By Capt. Ken Kreisler
Phase three includes preparing a detailed bid package with recommendations that may not have been included in the original plans, such as alternative placing of a complex entertainment center, not only to better accommodate wiring runs but also to create a more efficient layout. After all, interior designers are artists but sometimes can overlook engineering problems. In phase four, the company presents mockups and may suggest substitutions for some of those materials. The contracts are finalized at the end of phase four.

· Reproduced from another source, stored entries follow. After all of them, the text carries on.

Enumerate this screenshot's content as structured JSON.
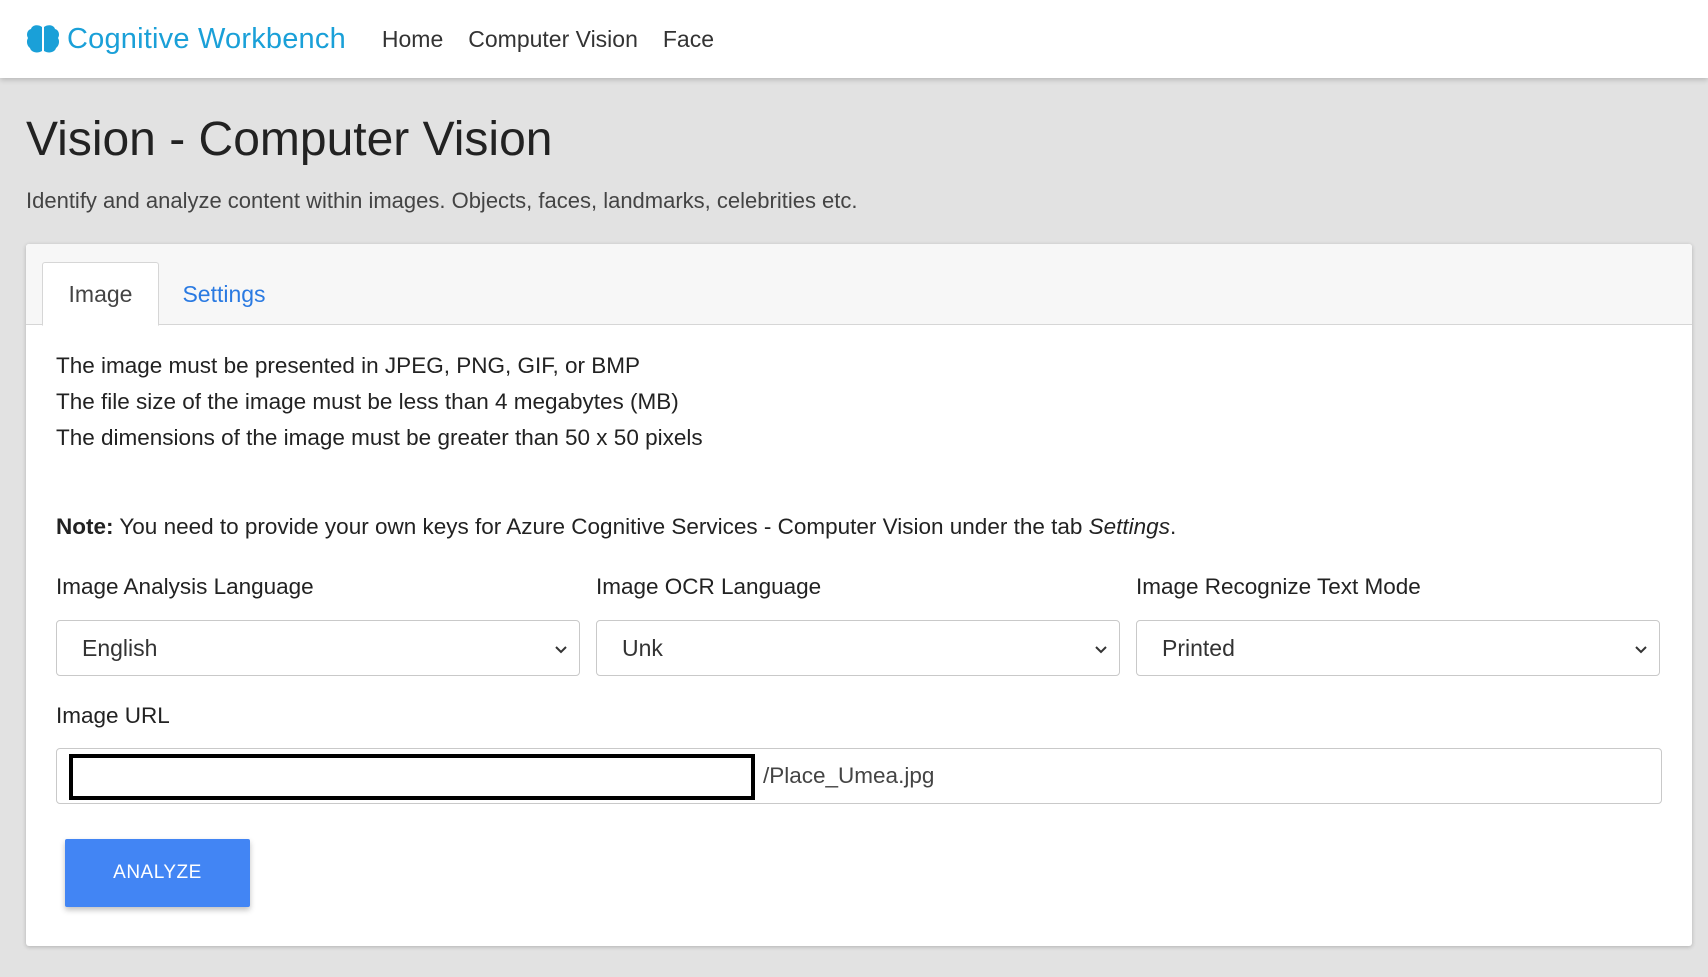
{
  "navbar": {
    "brand": "Cognitive Workbench",
    "brand_icon": "brain-icon",
    "links": [
      "Home",
      "Computer Vision",
      "Face"
    ]
  },
  "page": {
    "title": "Vision - Computer Vision",
    "subtitle": "Identify and analyze content within images. Objects, faces, landmarks, celebrities etc."
  },
  "tabs": [
    {
      "label": "Image",
      "active": true
    },
    {
      "label": "Settings",
      "active": false
    }
  ],
  "requirements": [
    "The image must be presented in JPEG, PNG, GIF, or BMP",
    "The file size of the image must be less than 4 megabytes (MB)",
    "The dimensions of the image must be greater than 50 x 50 pixels"
  ],
  "note": {
    "label": "Note:",
    "text": " You need to provide your own keys for Azure Cognitive Services - Computer Vision under the tab ",
    "tab_ref": "Settings",
    "end": "."
  },
  "fields": {
    "analysis_language": {
      "label": "Image Analysis Language",
      "value": "English"
    },
    "ocr_language": {
      "label": "Image OCR Language",
      "value": "Unk"
    },
    "text_mode": {
      "label": "Image Recognize Text Mode",
      "value": "Printed"
    },
    "image_url": {
      "label": "Image URL",
      "value": "/Place_Umea.jpg"
    }
  },
  "analyze_button": "ANALYZE",
  "colors": {
    "brand": "#1aa0d8",
    "link": "#2a7ae2",
    "button": "#4285f4",
    "background": "#e2e2e2"
  }
}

Besides the obvious work of choosing hardware; soft goods; floor, bulkhead, and overhead coverings; and solid surfaces such as marble and stone, plus creating furniture and cabinets, Westhoff also often assists in planning entertainment and lighting plans, which means the company gets involved in electrical layouts. In fact, there’s little that goes into a yacht interior that Westhoff can’t do. Many of those skills are employed in Westhoff’s current projects, which include refits on a 105-foot classic tugboat, a 150-foot trideck for Northern Marine, and two Pacific Mariner 85s, as well as an 85-foot Nordland sportfisherman. The tug conversion is a good example of how detailed Westhoff’s services can be. “That project presented problems inherent in taking a vessel that was not built to be a yacht and turning it into one,” Westhoff explains. His comments refer specifically to the spatial considerations given the more-or-less fixed room he and his fabricators would have to work with. “Once the interior was gutted, our task was to work with the interior designer, owners, and the refit yard to get the built-ins, cabinets, stairways, and any other fabrication needs coordinated with all the other projects going on. Remember, this boat was being built from the inside out,” he adds.

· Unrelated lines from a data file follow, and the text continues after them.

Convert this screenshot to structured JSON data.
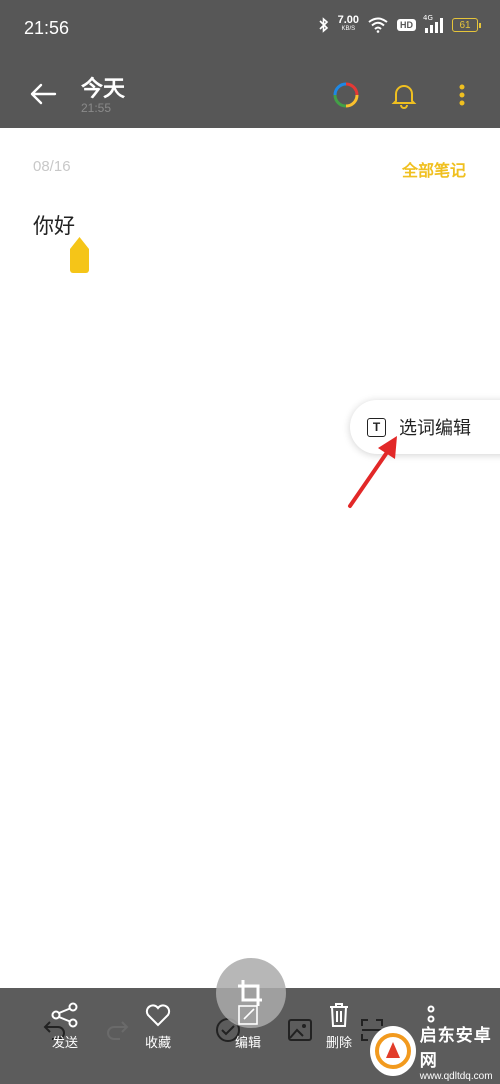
{
  "status_bar": {
    "time": "21:56",
    "net_speed_value": "7.00",
    "net_speed_unit": "KB/S",
    "hd_badge": "HD",
    "signal_label": "4G",
    "battery_level": "61"
  },
  "header": {
    "title": "今天",
    "subtitle": "21:55"
  },
  "note": {
    "date": "08/16",
    "all_notes_label": "全部笔记",
    "text": "你好"
  },
  "popup": {
    "label": "选词编辑",
    "icon_glyph": "T"
  },
  "toolbar": {
    "send_label": "发送",
    "favorite_label": "收藏",
    "edit_label": "编辑",
    "delete_label": "删除"
  },
  "watermark": {
    "name": "启东安卓网",
    "url": "www.qdltdq.com"
  },
  "colors": {
    "accent_yellow": "#f0c020",
    "header_gray": "#575757",
    "arrow_red": "#e22828"
  }
}
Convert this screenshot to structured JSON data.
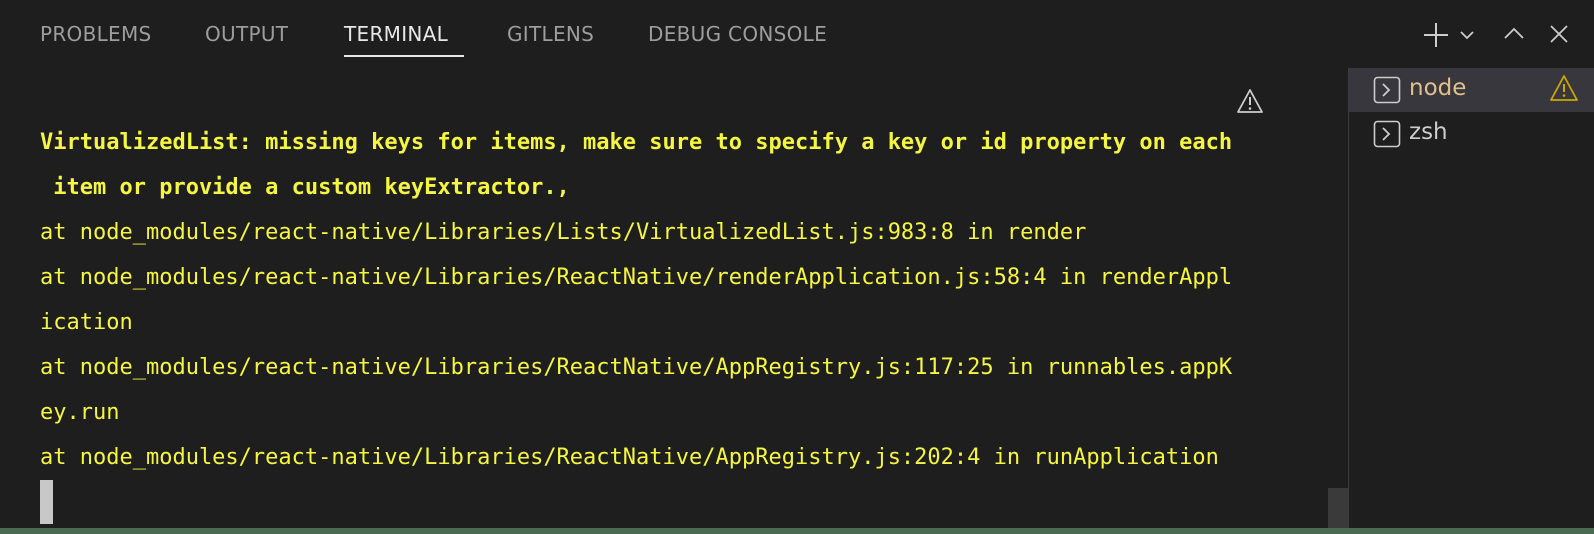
{
  "tabs": [
    {
      "label": "PROBLEMS"
    },
    {
      "label": "OUTPUT"
    },
    {
      "label": "TERMINAL"
    },
    {
      "label": "GITLENS"
    },
    {
      "label": "DEBUG CONSOLE"
    }
  ],
  "active_tab": "TERMINAL",
  "actions": {
    "new_terminal_icon": "plus-icon",
    "dropdown_icon": "chevron-down-icon",
    "maximize_icon": "chevron-up-icon",
    "close_icon": "close-icon"
  },
  "terminal": {
    "lines": [
      "VirtualizedList: missing keys for items, make sure to specify a key or id property on each",
      " item or provide a custom keyExtractor.,",
      "at node_modules/react-native/Libraries/Lists/VirtualizedList.js:983:8 in render",
      "at node_modules/react-native/Libraries/ReactNative/renderApplication.js:58:4 in renderAppl",
      "ication",
      "at node_modules/react-native/Libraries/ReactNative/AppRegistry.js:117:25 in runnables.appK",
      "ey.run",
      "at node_modules/react-native/Libraries/ReactNative/AppRegistry.js:202:4 in runApplication"
    ],
    "text_color": "#f5f543",
    "warning_icon": "warning-icon"
  },
  "sidebar": {
    "items": [
      {
        "label": "node",
        "icon": "terminal-icon",
        "color": "#e2c08d",
        "warning": true
      },
      {
        "label": "zsh",
        "icon": "terminal-icon",
        "color": "#cccccc",
        "warning": false
      }
    ]
  },
  "colors": {
    "background": "#1e1e1e",
    "warning": "#cca700",
    "status_bar": "#4a6a52"
  }
}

In the complex world of building or refitting a yacht, knowing when to call in an outside expert can be crucial to getting a vessel launched on schedule. “We like to get in as early as possible on a project so that our services can be utilized to the fullest. In this kind of business, time is money, and quite often lots of it,” Westhoff says
Consulting services such as those provided by Westhoff can not only expedite the complex process associated with these kinds of projects, they can allow the yard to concentrate on the things it does best. And that means a better yacht and a satisfied owner.